Anstar is a lean and dynamic start-up, ensuring that the ordering process is fast yet reliable. Our team provides a fresh perspective and unwavering enthusiasm to ensure the success of our customers. Through our expertise, we are committed to providing the best technical and commercial support and will always keep on top of innovative trends and develop new products.
Types of Photoinitiator
A photoinitiator is a molecule that creates a reactive species (radical, cation, anion) when exposed to UV light. They initiate polymerisation by adding themselves to a monomer or oligomer.
Photoinitiator selection and concentration can influence surface cure, depth cure and total degree of polymerisation. With our technical expertise and experience we can help you to make that critical choice and achieve the desired performance characteristics of your formulation.
Anstar offers a strong portfolio of the world renowned JRCure photoinitiators that include: Type I, Type II, Cationic, Polymeric and UV-LED photoinitiators. This ensures that we consistently meet and exceed the requirements and expectations of our customers.
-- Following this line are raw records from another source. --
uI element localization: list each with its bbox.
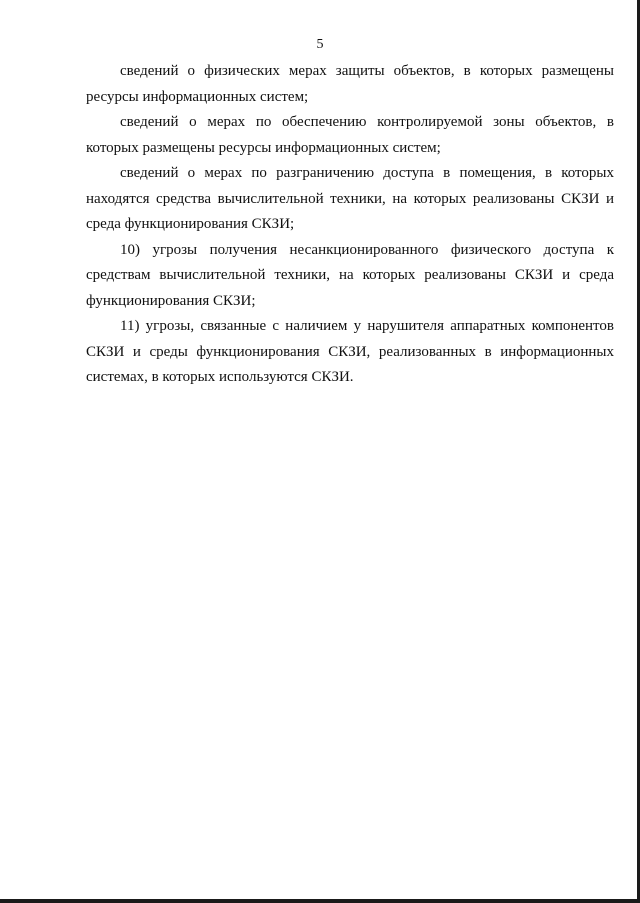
page-number: 5	[316, 37, 324, 52]
paragraph-controlled-zone: сведений о мерах по обеспечению контролируемой зоны объектов, в которых размещены ресурсы информационных систем;	[86, 114, 614, 156]
paragraph-access-control: сведений о мерах по разграничению доступа в помещения, в которых находятся средства вычислительной техники, на которых реализованы СКЗИ и среда функционирования СКЗИ;	[86, 165, 614, 232]
document-body	[86, 59, 614, 391]
paragraph-physical-protection: сведений о физических мерах защиты объектов, в которых размещены ресурсы информационных систем;	[86, 63, 614, 105]
paragraph-threat-10: 10) угрозы получения несанкционированного физического доступа к средствам вычислительной техники, на которых реализованы СКЗИ и среда функционирования СКЗИ;	[86, 241, 614, 309]
paragraph-threat-11: 11) угрозы, связанные с наличием у нарушителя аппаратных компонентов СКЗИ и среды функционирования СКЗИ, реализованных в информационных системах, в которых используются СКЗИ.	[86, 318, 614, 385]
scan-border-bottom	[0, 899, 640, 903]
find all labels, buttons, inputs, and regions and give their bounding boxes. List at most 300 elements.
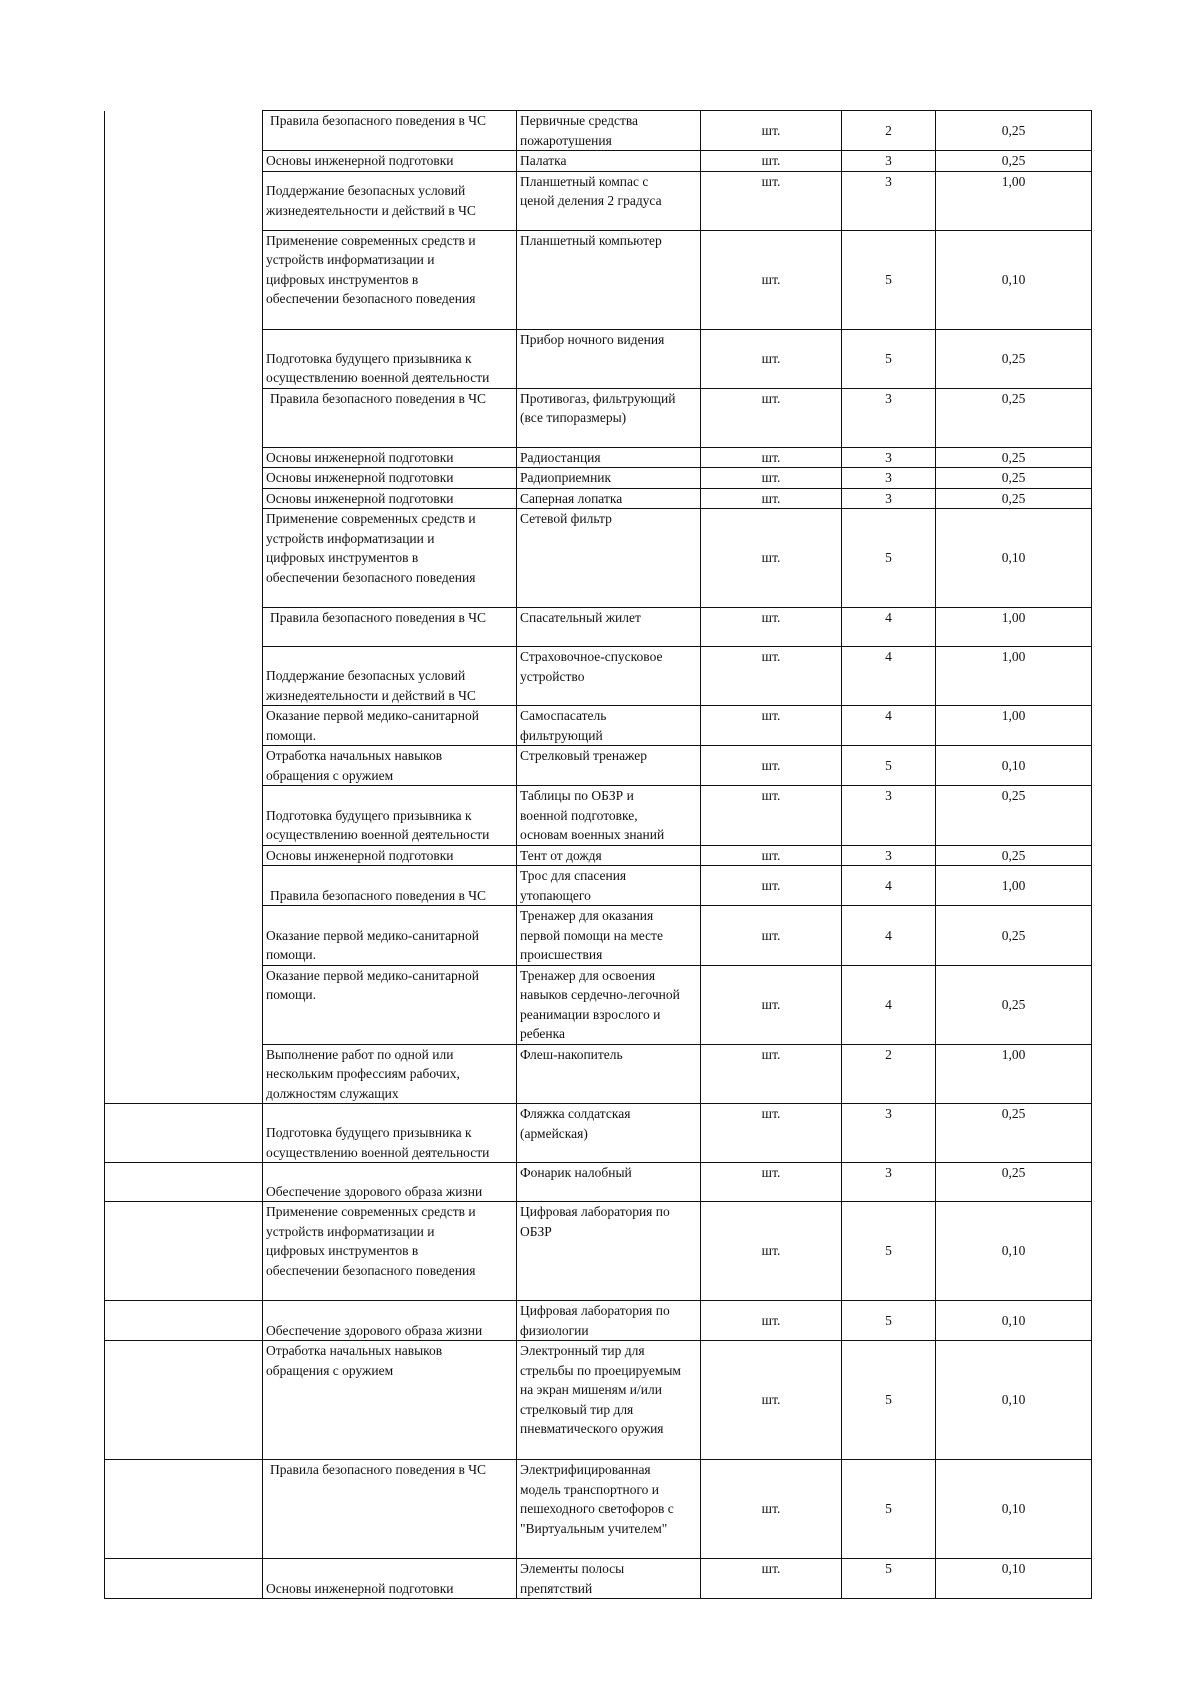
item-cell-text: Фляжка солдатская (армейская) bbox=[520, 1106, 631, 1141]
coefficient-cell bbox=[936, 230, 1092, 329]
quantity-cell-text: 4 bbox=[885, 927, 892, 943]
unit-cell bbox=[701, 388, 842, 447]
section-cell-text: Правила безопасного поведения в ЧС bbox=[270, 390, 487, 406]
unit-cell bbox=[701, 1301, 842, 1341]
unit-cell-text: шт. bbox=[761, 708, 781, 723]
item-cell-text: Сетевой фильтр bbox=[520, 511, 612, 526]
item-cell-text: Стрелковый тренажер bbox=[520, 748, 647, 763]
section-cell-text: Оказание первой медико-санитарной помощи. bbox=[266, 708, 480, 743]
coefficient-cell bbox=[936, 706, 1092, 746]
section-cell bbox=[263, 866, 517, 906]
quantity-cell bbox=[842, 746, 936, 786]
item-cell bbox=[517, 329, 701, 388]
table-row bbox=[105, 965, 1092, 1044]
quantity-cell bbox=[842, 468, 936, 489]
section-cell-text: Обеспечение здорового образа жизни bbox=[266, 1183, 483, 1199]
coefficient-cell-text: 0,25 bbox=[1001, 1106, 1026, 1121]
item-cell-text: Радиостанция bbox=[520, 449, 601, 465]
quantity-cell-text: 5 bbox=[885, 350, 892, 366]
section-cell bbox=[263, 647, 517, 706]
item-cell bbox=[517, 1044, 701, 1104]
section-cell bbox=[263, 1341, 517, 1460]
blank-cell bbox=[105, 1559, 263, 1599]
item-cell bbox=[517, 1559, 701, 1599]
quantity-cell-text: 4 bbox=[885, 610, 892, 625]
item-cell-text: Страховочное-спусковое устройство bbox=[520, 649, 663, 684]
item-cell-text: Электронный тир для стрельбы по проецируемым на экран мишеням и/или стрелковый тир для пневматического оружия bbox=[520, 1343, 681, 1436]
blank-cell bbox=[105, 1163, 263, 1202]
item-cell-text: Первичные средства пожаротушения bbox=[520, 113, 639, 148]
coefficient-cell bbox=[936, 1341, 1092, 1460]
blank-cell bbox=[105, 388, 263, 447]
table-row bbox=[105, 388, 1092, 447]
coefficient-cell-text: 1,00 bbox=[1001, 708, 1026, 723]
section-cell-text: Основы инженерной подготовки bbox=[266, 490, 454, 506]
table-row bbox=[105, 1301, 1092, 1341]
coefficient-cell bbox=[936, 388, 1092, 447]
table-row bbox=[105, 706, 1092, 746]
table-row bbox=[105, 906, 1092, 966]
unit-cell bbox=[701, 608, 842, 647]
quantity-cell bbox=[842, 1460, 936, 1559]
quantity-cell bbox=[842, 1341, 936, 1460]
coefficient-cell-text: 0,25 bbox=[1001, 390, 1026, 406]
table-row bbox=[105, 1341, 1092, 1460]
unit-cell-text: шт. bbox=[761, 350, 781, 366]
item-cell-text: Палатка bbox=[520, 153, 567, 168]
unit-cell bbox=[701, 1044, 842, 1104]
unit-cell-text: шт. bbox=[761, 449, 781, 465]
unit-cell-text: шт. bbox=[761, 153, 781, 168]
table-row bbox=[105, 111, 1092, 151]
section-cell bbox=[263, 746, 517, 786]
quantity-cell-text: 5 bbox=[885, 1501, 892, 1517]
item-cell bbox=[517, 468, 701, 489]
blank-cell bbox=[105, 468, 263, 489]
table-row bbox=[105, 230, 1092, 329]
blank-cell bbox=[105, 111, 263, 151]
item-cell-text: Электрифицированная модель транспортного и пешеходного светофоров с "Виртуальным учителем" bbox=[520, 1462, 674, 1536]
unit-cell bbox=[701, 230, 842, 329]
unit-cell-text: шт. bbox=[761, 757, 781, 773]
unit-cell bbox=[701, 509, 842, 608]
quantity-cell-text: 5 bbox=[885, 550, 892, 566]
coefficient-cell-text: 0,25 bbox=[1001, 350, 1026, 366]
coefficient-cell-text: 0,10 bbox=[1001, 1561, 1026, 1576]
coefficient-cell-text: 1,00 bbox=[1001, 610, 1026, 625]
section-cell bbox=[263, 1202, 517, 1301]
equipment-table bbox=[104, 110, 1092, 1599]
quantity-cell-text: 2 bbox=[885, 1046, 892, 1062]
quantity-cell bbox=[842, 1163, 936, 1202]
section-cell-text: Применение современных средств и устройств информатизации и цифровых инструментов в обеспечении безопасного поведения bbox=[266, 232, 476, 306]
table-row bbox=[105, 647, 1092, 706]
item-cell-text: Радиоприемник bbox=[520, 470, 612, 485]
coefficient-cell bbox=[936, 965, 1092, 1044]
coefficient-cell-text: 0,25 bbox=[1001, 122, 1026, 138]
table-row bbox=[105, 1044, 1092, 1104]
section-cell bbox=[263, 706, 517, 746]
coefficient-cell-text: 0,25 bbox=[1001, 847, 1026, 863]
table-row bbox=[105, 468, 1092, 489]
coefficient-cell bbox=[936, 447, 1092, 468]
section-cell bbox=[263, 965, 517, 1044]
section-cell-text: Подготовка будущего призывника к осуществлению военной деятельности bbox=[266, 1125, 490, 1160]
item-cell-text: Цифровая лаборатория по ОБЗР bbox=[520, 1204, 670, 1239]
coefficient-cell-text: 0,25 bbox=[1001, 470, 1026, 485]
equipment-table-body bbox=[105, 111, 1092, 1599]
blank-cell bbox=[105, 1301, 263, 1341]
unit-cell bbox=[701, 706, 842, 746]
unit-cell bbox=[701, 1559, 842, 1599]
unit-cell-text: шт. bbox=[761, 927, 781, 943]
quantity-cell bbox=[842, 1104, 936, 1163]
unit-cell-text: шт. bbox=[761, 550, 781, 566]
section-cell bbox=[263, 1104, 517, 1163]
unit-cell bbox=[701, 468, 842, 489]
section-cell bbox=[263, 786, 517, 846]
quantity-cell bbox=[842, 488, 936, 509]
quantity-cell bbox=[842, 647, 936, 706]
quantity-cell bbox=[842, 111, 936, 151]
blank-cell bbox=[105, 906, 263, 966]
unit-cell-text: шт. bbox=[761, 470, 781, 485]
quantity-cell-text: 4 bbox=[885, 708, 892, 723]
unit-cell-text: шт. bbox=[761, 271, 781, 287]
quantity-cell bbox=[842, 786, 936, 846]
section-cell-text: Применение современных средств и устройств информатизации и цифровых инструментов в обеспечении безопасного поведения bbox=[266, 511, 476, 585]
unit-cell bbox=[701, 171, 842, 230]
blank-cell bbox=[105, 509, 263, 608]
table-row bbox=[105, 1460, 1092, 1559]
blank-cell bbox=[105, 866, 263, 906]
coefficient-cell bbox=[936, 1044, 1092, 1104]
item-cell-text: Цифровая лаборатория по физиологии bbox=[520, 1303, 670, 1338]
unit-cell-text: шт. bbox=[761, 996, 781, 1012]
coefficient-cell-text: 1,00 bbox=[1001, 877, 1026, 893]
blank-cell bbox=[105, 1460, 263, 1559]
item-cell-text: Трос для спасения утопающего bbox=[520, 868, 627, 903]
unit-cell-text: шт. bbox=[761, 788, 781, 803]
blank-cell bbox=[105, 1341, 263, 1460]
coefficient-cell bbox=[936, 468, 1092, 489]
section-cell-text: Подготовка будущего призывника к осуществлению военной деятельности bbox=[266, 350, 490, 385]
item-cell-text: Спасательный жилет bbox=[520, 610, 641, 625]
blank-cell bbox=[105, 786, 263, 846]
section-cell-text: Основы инженерной подготовки bbox=[266, 449, 454, 465]
coefficient-cell-text: 0,25 bbox=[1001, 1165, 1026, 1180]
quantity-cell-text: 3 bbox=[885, 490, 892, 506]
blank-cell bbox=[105, 230, 263, 329]
section-cell bbox=[263, 488, 517, 509]
coefficient-cell bbox=[936, 111, 1092, 151]
unit-cell-text: шт. bbox=[761, 1312, 781, 1328]
item-cell-text: Тренажер для освоения навыков сердечно-легочной реанимации взрослого и ребенка bbox=[520, 967, 680, 1041]
section-cell-text: Основы инженерной подготовки bbox=[266, 470, 454, 485]
item-cell bbox=[517, 488, 701, 509]
section-cell bbox=[263, 608, 517, 647]
unit-cell-text: шт. bbox=[761, 610, 781, 625]
quantity-cell-text: 2 bbox=[885, 122, 892, 138]
table-row bbox=[105, 171, 1092, 230]
quantity-cell bbox=[842, 230, 936, 329]
unit-cell-text: шт. bbox=[761, 390, 781, 406]
section-cell-text: Основы инженерной подготовки bbox=[266, 1580, 454, 1596]
coefficient-cell-text: 0,10 bbox=[1001, 1312, 1026, 1328]
section-cell bbox=[263, 1163, 517, 1202]
section-cell-text: Подготовка будущего призывника к осуществлению военной деятельности bbox=[266, 807, 490, 842]
unit-cell-text: шт. bbox=[761, 847, 781, 863]
section-cell-text: Поддержание безопасных условий жизнедеятельности и действий в ЧС bbox=[266, 668, 476, 703]
blank-cell bbox=[105, 151, 263, 172]
quantity-cell bbox=[842, 447, 936, 468]
quantity-cell-text: 3 bbox=[885, 1165, 892, 1180]
unit-cell-text: шт. bbox=[761, 1106, 781, 1121]
blank-cell bbox=[105, 706, 263, 746]
quantity-cell bbox=[842, 1301, 936, 1341]
item-cell-text: Элементы полосы препятствий bbox=[520, 1561, 625, 1596]
unit-cell bbox=[701, 1202, 842, 1301]
quantity-cell-text: 5 bbox=[885, 1243, 892, 1259]
coefficient-cell bbox=[936, 1163, 1092, 1202]
quantity-cell bbox=[842, 388, 936, 447]
coefficient-cell-text: 0,10 bbox=[1001, 1501, 1026, 1517]
unit-cell bbox=[701, 845, 842, 866]
table-row bbox=[105, 151, 1092, 172]
table-row bbox=[105, 1202, 1092, 1301]
quantity-cell bbox=[842, 845, 936, 866]
unit-cell-text: шт. bbox=[761, 649, 781, 664]
quantity-cell-text: 5 bbox=[885, 757, 892, 773]
item-cell bbox=[517, 111, 701, 151]
coefficient-cell-text: 0,10 bbox=[1001, 550, 1026, 566]
coefficient-cell-text: 0,10 bbox=[1001, 757, 1026, 773]
unit-cell bbox=[701, 647, 842, 706]
coefficient-cell bbox=[936, 906, 1092, 966]
item-cell bbox=[517, 746, 701, 786]
table-row bbox=[105, 488, 1092, 509]
blank-cell bbox=[105, 1202, 263, 1301]
item-cell bbox=[517, 388, 701, 447]
quantity-cell-text: 5 bbox=[885, 1561, 892, 1576]
quantity-cell bbox=[842, 171, 936, 230]
blank-cell bbox=[105, 608, 263, 647]
quantity-cell bbox=[842, 329, 936, 388]
item-cell bbox=[517, 1202, 701, 1301]
item-cell-text: Саперная лопатка bbox=[520, 490, 623, 506]
table-row bbox=[105, 329, 1092, 388]
table-row bbox=[105, 786, 1092, 846]
quantity-cell bbox=[842, 1559, 936, 1599]
coefficient-cell-text: 0,25 bbox=[1001, 927, 1026, 943]
item-cell bbox=[517, 1301, 701, 1341]
unit-cell bbox=[701, 151, 842, 172]
section-cell bbox=[263, 447, 517, 468]
coefficient-cell bbox=[936, 1104, 1092, 1163]
section-cell bbox=[263, 230, 517, 329]
item-cell bbox=[517, 608, 701, 647]
coefficient-cell-text: 0,10 bbox=[1001, 1243, 1026, 1259]
coefficient-cell bbox=[936, 746, 1092, 786]
unit-cell bbox=[701, 447, 842, 468]
coefficient-cell bbox=[936, 608, 1092, 647]
quantity-cell-text: 4 bbox=[885, 649, 892, 664]
coefficient-cell-text: 0,25 bbox=[1001, 153, 1026, 168]
blank-cell bbox=[105, 171, 263, 230]
coefficient-cell-text: 0,25 bbox=[1001, 788, 1026, 803]
blank-cell bbox=[105, 488, 263, 509]
quantity-cell-text: 3 bbox=[885, 788, 892, 803]
coefficient-cell bbox=[936, 647, 1092, 706]
item-cell bbox=[517, 1104, 701, 1163]
table-row bbox=[105, 1163, 1092, 1202]
item-cell bbox=[517, 965, 701, 1044]
unit-cell-text: шт. bbox=[761, 1561, 781, 1576]
coefficient-cell bbox=[936, 1559, 1092, 1599]
item-cell bbox=[517, 706, 701, 746]
item-cell bbox=[517, 866, 701, 906]
quantity-cell-text: 3 bbox=[885, 470, 892, 485]
section-cell-text: Оказание первой медико-санитарной помощи. bbox=[266, 967, 480, 1002]
quantity-cell-text: 3 bbox=[885, 1106, 892, 1121]
item-cell-text: Таблицы по ОБЗР и военной подготовке, основам военных знаний bbox=[520, 788, 665, 842]
quantity-cell bbox=[842, 906, 936, 966]
coefficient-cell bbox=[936, 1301, 1092, 1341]
section-cell-text: Основы инженерной подготовки bbox=[266, 847, 454, 863]
section-cell-text: Отработка начальных навыков обращения с оружием bbox=[266, 748, 443, 783]
item-cell bbox=[517, 171, 701, 230]
quantity-cell bbox=[842, 151, 936, 172]
coefficient-cell bbox=[936, 845, 1092, 866]
section-cell-text: Обеспечение здорового образа жизни bbox=[266, 1322, 483, 1338]
section-cell bbox=[263, 468, 517, 489]
section-cell-text: Отработка начальных навыков обращения с оружием bbox=[266, 1343, 443, 1378]
coefficient-cell bbox=[936, 151, 1092, 172]
item-cell bbox=[517, 845, 701, 866]
section-cell bbox=[263, 171, 517, 230]
coefficient-cell bbox=[936, 1460, 1092, 1559]
blank-cell bbox=[105, 1044, 263, 1104]
item-cell-text: Противогаз, фильтрующий (все типоразмеры) bbox=[520, 390, 676, 425]
quantity-cell bbox=[842, 608, 936, 647]
coefficient-cell bbox=[936, 171, 1092, 230]
item-cell-text: Флеш-накопитель bbox=[520, 1046, 623, 1062]
quantity-cell-text: 3 bbox=[885, 449, 892, 465]
unit-cell bbox=[701, 1341, 842, 1460]
unit-cell bbox=[701, 866, 842, 906]
blank-cell bbox=[105, 746, 263, 786]
coefficient-cell bbox=[936, 488, 1092, 509]
blank-cell bbox=[105, 1104, 263, 1163]
section-cell bbox=[263, 1044, 517, 1104]
unit-cell-text: шт. bbox=[761, 1392, 781, 1408]
section-cell bbox=[263, 845, 517, 866]
item-cell bbox=[517, 447, 701, 468]
section-cell bbox=[263, 388, 517, 447]
section-cell bbox=[263, 329, 517, 388]
quantity-cell-text: 5 bbox=[885, 271, 892, 287]
table-row bbox=[105, 1559, 1092, 1599]
coefficient-cell-text: 0,25 bbox=[1001, 996, 1026, 1012]
item-cell bbox=[517, 1163, 701, 1202]
section-cell-text: Применение современных средств и устройств информатизации и цифровых инструментов в обеспечении безопасного поведения bbox=[266, 1204, 476, 1278]
coefficient-cell-text: 0,10 bbox=[1001, 1392, 1026, 1408]
section-cell-text: Правила безопасного поведения в ЧС bbox=[270, 1462, 487, 1477]
quantity-cell-text: 5 bbox=[885, 1312, 892, 1328]
item-cell bbox=[517, 509, 701, 608]
item-cell-text: Тент от дождя bbox=[520, 847, 602, 863]
coefficient-cell bbox=[936, 329, 1092, 388]
item-cell-text: Прибор ночного видения bbox=[520, 331, 665, 347]
section-cell bbox=[263, 509, 517, 608]
section-cell-text: Поддержание безопасных условий жизнедеятельности и действий в ЧС bbox=[266, 183, 476, 218]
quantity-cell-text: 5 bbox=[885, 1392, 892, 1408]
unit-cell-text: шт. bbox=[761, 122, 781, 138]
quantity-cell bbox=[842, 1044, 936, 1104]
quantity-cell-text: 3 bbox=[885, 153, 892, 168]
coefficient-cell-text: 0,10 bbox=[1001, 271, 1026, 287]
blank-cell bbox=[105, 329, 263, 388]
unit-cell bbox=[701, 329, 842, 388]
quantity-cell-text: 3 bbox=[885, 390, 892, 406]
unit-cell-text: шт. bbox=[761, 877, 781, 893]
section-cell-text: Правила безопасного поведения в ЧС bbox=[270, 887, 487, 903]
item-cell-text: Планшетный компьютер bbox=[520, 232, 662, 248]
item-cell bbox=[517, 1341, 701, 1460]
coefficient-cell bbox=[936, 866, 1092, 906]
item-cell-text: Самоспасатель фильтрующий bbox=[520, 708, 607, 743]
item-cell bbox=[517, 151, 701, 172]
coefficient-cell bbox=[936, 786, 1092, 846]
unit-cell-text: шт. bbox=[761, 1501, 781, 1517]
item-cell bbox=[517, 647, 701, 706]
table-row bbox=[105, 509, 1092, 608]
section-cell bbox=[263, 906, 517, 966]
item-cell bbox=[517, 230, 701, 329]
quantity-cell bbox=[842, 866, 936, 906]
table-row bbox=[105, 447, 1092, 468]
item-cell bbox=[517, 786, 701, 846]
table-row bbox=[105, 866, 1092, 906]
quantity-cell-text: 4 bbox=[885, 996, 892, 1012]
quantity-cell bbox=[842, 706, 936, 746]
quantity-cell bbox=[842, 509, 936, 608]
item-cell bbox=[517, 906, 701, 966]
table-row bbox=[105, 845, 1092, 866]
item-cell-text: Планшетный компас с ценой деления 2 градуса bbox=[520, 173, 662, 208]
unit-cell bbox=[701, 1104, 842, 1163]
coefficient-cell bbox=[936, 509, 1092, 608]
quantity-cell bbox=[842, 1202, 936, 1301]
section-cell-text: Оказание первой медико-санитарной помощи. bbox=[266, 927, 480, 962]
table-row bbox=[105, 608, 1092, 647]
section-cell-text: Выполнение работ по одной или нескольким профессиям рабочих, должностям служащих bbox=[266, 1046, 460, 1101]
coefficient-cell-text: 0,25 bbox=[1001, 490, 1026, 506]
section-cell bbox=[263, 151, 517, 172]
unit-cell bbox=[701, 1460, 842, 1559]
quantity-cell-text: 3 bbox=[885, 847, 892, 863]
coefficient-cell-text: 1,00 bbox=[1001, 649, 1026, 664]
coefficient-cell-text: 1,00 bbox=[1001, 173, 1026, 189]
unit-cell bbox=[701, 488, 842, 509]
blank-cell bbox=[105, 447, 263, 468]
section-cell bbox=[263, 111, 517, 151]
item-cell-text: Тренажер для оказания первой помощи на месте происшествия bbox=[520, 908, 663, 962]
item-cell bbox=[517, 1460, 701, 1559]
section-cell bbox=[263, 1559, 517, 1599]
table-row bbox=[105, 1104, 1092, 1163]
unit-cell bbox=[701, 746, 842, 786]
Our innovative approach means that new product development is always at the forefront of our business, which allows us to stay up to date with regulatory guidelines and industry requirements.
Type I Photoinitiators
When exposed to UV light, the carbonyl group of the Type I photoinitiator becomes activated which leads to homolytic bond cleavage of the excited α-carbon bond. Two radical fragments can react to initiate polymerisation. No amine synergists are required for Type I photoinitiators.
Our Type I photoinitiators include 1173, 184, 2959, 379, TPO and more. Contact our technical sales team at email@example.com or click below to find out more about our JRCure Type I photoinitiators.
Type II Photoinitiators
When exposed to UV light, Type II photoinitiators need a hydrogen donor to react. Most commonly these hydrogen donors are amines (amine synergists). The Type II photoinitiator abstracts a hydrogen atom from the employed synergist forming two radicals. These radicals, like the Type I photoinitiators, can then initiate the polymerisation reaction.
Our Type II photoinitiators include BP, OMBB, MBZ, EMK, ITX and more. Contact our technical sales team on firstname.lastname@example.org or click below to find out more about our JRCure Type II photoinitiators and amine synergists.
What is UV curing?
UV curing is a photochemical process that where high intensity UV light cures or ‘dries’ inks, adhesives and coatings. It is considered safer and more environmentally friendly than its conventional solvent and water-based counterparts due to no requirement for biocides or the evaporation of a liquid component.
These attributes make UV curing ideal for a range of applications from industrial decorative wood coatings, inks, electrical coatings, and even some domestic applications such nail gels, polishes, and adhesives. UV curable liquids also have the advantage of curing only in places that are exposed to UV light, which makes this technique adaptable to additive manufacturing of 3D objects.